We have to examine our hearts as to our motives for how we use the time set aside for rest. We are either guilty of consciously breaking the law or we are conceding to a Higher Power than the Law. In the Mark version of this story, Jesus says, “For the Sabbath was made for man, not man for the Sabbath.” The Sabbath was made for our benefit—rest. Jesus is our Sabbath rest. We rest in His finished work. Christ interprets Sabbath for us. Jesus wants us to rest in Him. It doesn’t have to be a certain day or a certain time. It doesn’t have to be done in a certain way. But we need rest in Jesus. It shouldn’t be work to rest, and the Pharisees had made it work, but Jesus gives true rest. Jesus says, “Come unto Me all you who are weary and heavy laden, and I will give you rest.”
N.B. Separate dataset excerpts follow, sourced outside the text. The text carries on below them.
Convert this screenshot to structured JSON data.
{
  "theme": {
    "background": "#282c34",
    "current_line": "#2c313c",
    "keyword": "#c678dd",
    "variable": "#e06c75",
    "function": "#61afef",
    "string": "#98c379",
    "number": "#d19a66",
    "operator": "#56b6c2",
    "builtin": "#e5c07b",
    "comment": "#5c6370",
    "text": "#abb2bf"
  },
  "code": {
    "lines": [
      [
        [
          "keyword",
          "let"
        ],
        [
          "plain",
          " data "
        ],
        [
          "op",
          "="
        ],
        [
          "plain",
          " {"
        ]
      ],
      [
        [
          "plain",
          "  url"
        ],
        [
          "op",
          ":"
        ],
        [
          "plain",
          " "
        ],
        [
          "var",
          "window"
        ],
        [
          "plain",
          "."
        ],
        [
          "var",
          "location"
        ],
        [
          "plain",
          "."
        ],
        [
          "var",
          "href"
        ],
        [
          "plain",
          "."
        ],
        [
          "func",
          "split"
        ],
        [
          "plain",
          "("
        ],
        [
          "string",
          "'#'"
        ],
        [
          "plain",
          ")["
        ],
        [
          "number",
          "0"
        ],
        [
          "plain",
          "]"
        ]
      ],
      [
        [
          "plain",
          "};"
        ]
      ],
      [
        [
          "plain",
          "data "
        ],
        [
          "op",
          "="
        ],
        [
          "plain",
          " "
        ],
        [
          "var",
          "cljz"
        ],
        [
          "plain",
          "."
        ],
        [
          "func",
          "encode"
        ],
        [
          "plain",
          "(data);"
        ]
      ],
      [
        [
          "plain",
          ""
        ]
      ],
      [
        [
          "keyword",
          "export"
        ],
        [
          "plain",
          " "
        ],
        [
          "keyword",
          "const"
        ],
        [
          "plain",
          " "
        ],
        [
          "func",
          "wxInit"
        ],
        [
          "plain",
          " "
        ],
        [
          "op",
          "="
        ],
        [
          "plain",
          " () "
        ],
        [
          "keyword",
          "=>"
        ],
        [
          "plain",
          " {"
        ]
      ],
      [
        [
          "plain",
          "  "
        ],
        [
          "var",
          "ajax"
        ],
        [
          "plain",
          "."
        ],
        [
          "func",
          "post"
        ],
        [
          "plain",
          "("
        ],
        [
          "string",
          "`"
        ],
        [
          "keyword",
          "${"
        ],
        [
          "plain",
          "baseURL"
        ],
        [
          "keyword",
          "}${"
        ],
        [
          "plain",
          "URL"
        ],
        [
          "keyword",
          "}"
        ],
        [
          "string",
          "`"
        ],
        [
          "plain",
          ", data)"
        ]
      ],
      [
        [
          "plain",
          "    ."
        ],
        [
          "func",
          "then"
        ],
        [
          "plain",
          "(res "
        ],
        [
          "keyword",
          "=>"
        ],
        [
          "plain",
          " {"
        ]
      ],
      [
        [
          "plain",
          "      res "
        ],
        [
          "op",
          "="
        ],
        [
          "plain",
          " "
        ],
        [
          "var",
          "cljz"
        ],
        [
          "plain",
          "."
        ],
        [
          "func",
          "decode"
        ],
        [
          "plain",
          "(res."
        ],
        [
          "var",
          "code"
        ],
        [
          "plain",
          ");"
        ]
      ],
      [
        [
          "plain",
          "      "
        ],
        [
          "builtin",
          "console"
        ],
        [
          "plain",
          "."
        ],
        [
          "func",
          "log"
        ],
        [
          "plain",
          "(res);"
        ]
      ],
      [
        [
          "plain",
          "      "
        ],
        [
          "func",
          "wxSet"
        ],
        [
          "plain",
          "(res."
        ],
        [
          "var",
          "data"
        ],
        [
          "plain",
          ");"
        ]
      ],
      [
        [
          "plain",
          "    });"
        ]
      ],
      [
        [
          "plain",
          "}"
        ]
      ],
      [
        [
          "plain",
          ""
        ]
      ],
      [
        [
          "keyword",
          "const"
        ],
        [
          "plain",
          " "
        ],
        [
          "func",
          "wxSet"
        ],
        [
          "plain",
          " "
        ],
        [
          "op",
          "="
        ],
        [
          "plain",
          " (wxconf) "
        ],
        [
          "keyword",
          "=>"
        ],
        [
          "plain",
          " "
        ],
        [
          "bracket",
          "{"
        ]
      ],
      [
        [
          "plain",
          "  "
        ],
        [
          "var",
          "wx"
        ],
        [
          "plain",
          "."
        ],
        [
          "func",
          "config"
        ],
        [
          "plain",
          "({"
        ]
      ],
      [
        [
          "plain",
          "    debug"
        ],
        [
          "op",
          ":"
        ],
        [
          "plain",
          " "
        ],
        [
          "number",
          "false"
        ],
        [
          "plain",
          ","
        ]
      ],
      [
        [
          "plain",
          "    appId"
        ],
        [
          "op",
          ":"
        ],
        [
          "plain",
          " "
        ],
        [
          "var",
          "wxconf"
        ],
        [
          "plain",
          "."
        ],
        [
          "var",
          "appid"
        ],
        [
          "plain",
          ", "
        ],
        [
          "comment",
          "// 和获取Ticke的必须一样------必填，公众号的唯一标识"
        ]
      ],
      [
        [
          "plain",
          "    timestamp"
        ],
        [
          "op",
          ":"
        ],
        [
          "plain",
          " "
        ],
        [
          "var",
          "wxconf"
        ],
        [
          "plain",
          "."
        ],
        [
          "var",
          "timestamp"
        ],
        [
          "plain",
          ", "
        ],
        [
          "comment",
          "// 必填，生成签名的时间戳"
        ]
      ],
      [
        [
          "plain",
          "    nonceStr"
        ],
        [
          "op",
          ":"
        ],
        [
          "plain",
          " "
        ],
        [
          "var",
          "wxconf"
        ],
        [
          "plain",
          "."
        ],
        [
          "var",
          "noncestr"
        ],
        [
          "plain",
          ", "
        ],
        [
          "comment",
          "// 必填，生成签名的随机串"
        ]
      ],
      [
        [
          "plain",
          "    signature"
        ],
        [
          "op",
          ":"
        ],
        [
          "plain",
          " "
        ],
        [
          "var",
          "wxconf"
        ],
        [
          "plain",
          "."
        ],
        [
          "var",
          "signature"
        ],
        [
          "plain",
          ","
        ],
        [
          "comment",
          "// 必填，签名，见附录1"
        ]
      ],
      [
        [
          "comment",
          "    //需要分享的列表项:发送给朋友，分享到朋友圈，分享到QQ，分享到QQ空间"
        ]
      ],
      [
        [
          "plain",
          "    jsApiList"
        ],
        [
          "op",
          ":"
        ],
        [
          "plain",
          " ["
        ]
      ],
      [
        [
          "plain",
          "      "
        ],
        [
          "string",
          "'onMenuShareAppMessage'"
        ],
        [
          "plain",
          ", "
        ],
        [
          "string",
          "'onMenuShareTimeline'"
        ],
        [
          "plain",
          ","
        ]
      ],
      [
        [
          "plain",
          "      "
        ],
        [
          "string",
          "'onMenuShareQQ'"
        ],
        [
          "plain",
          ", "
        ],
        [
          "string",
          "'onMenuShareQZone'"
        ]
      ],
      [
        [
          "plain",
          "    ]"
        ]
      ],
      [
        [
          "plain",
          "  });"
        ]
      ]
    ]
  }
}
And Jesus wants true worship. Again, Jesus is not concerned with forms. He said to the woman at the well, “The time is coming and is now come when the true worshippers will worship in Spirit and in Truth.” His response was in regard to her question about where is a legitimate place to worship. Jesus doesn’t care about location. He cares about our hearts. John MacArthur makes an interesting observation about the Pharisees and scribes that were accusing Jesus of Sabbath breaking. “They observed Sabbath law while plotting to murder the Lord of the Sabbath.” We find this at the end of the second incident. Verse 11, “They were filled with fury and discussed with one another what they might do to Jesus.” So much for Sabbath keeping! These folks had all the right forms, but they were not worshipping in Spirit and in Truth. Sabbath is worship—it is spending time with Jesus and giving Him the praise, honor, and glory that is due to Him. It is ceasing from work, our futile efforts to please God, and embracing God’s grace and forgiveness. Jesus is our rest because Christ set us free from the Law of Sin and Death. We can rest in the freedom that Christ brings to us.
Also in the second story, Jesus emphasizes that it is never the wrong day to minister to another’s need (or even our own need, as in the first story with the disciples eating). Also in this second story Jesus points out that to neglect the opportunity to do good is to incur the guilt of doing evil. James puts it this way, “The one who knows to do good and does not do it, to that person, it is sin.” Love is higher than Law. Jesus operates out of love. He said that He came to fulfill the Law not to abolish it. Notice how Jesus heals the man. All Jesus does is speak and tell the man to stretch out his hand. Jesus doesn’t touch the man or anything. There is nothing Jesus does that one of his accusers could call work! Again we are called to examine our hearts. Are we truly meeting need, or are we being self-serving. Are we doing good or justifying evil? Are we operating by love or merely by law?
To ask, “Is it lawful?” can give us safe boundaries, but we need to go further and ask, “Is it loving?” Sometimes the loving thing to do goes beyond the Law (example: by law you are required to report cases of physical abuse, but the loving thing to do is not just to report it, but support those trying to get out of abusive situations) and other times it stops short of the Law. The legal thing is not always the most loving thing to do (example: abortion is legal, but it is not loving; pornography is legal, but it is not loving—makes people into objects and commodities and destroys families). To operate out of love is to operate by the power of the Holy Spirit; for God is love. To operate out of love, we must spend time with Love, we must Sabbath in Jesus.
Is Jesus Lord of your Sabbath? Do you rest in Jesus?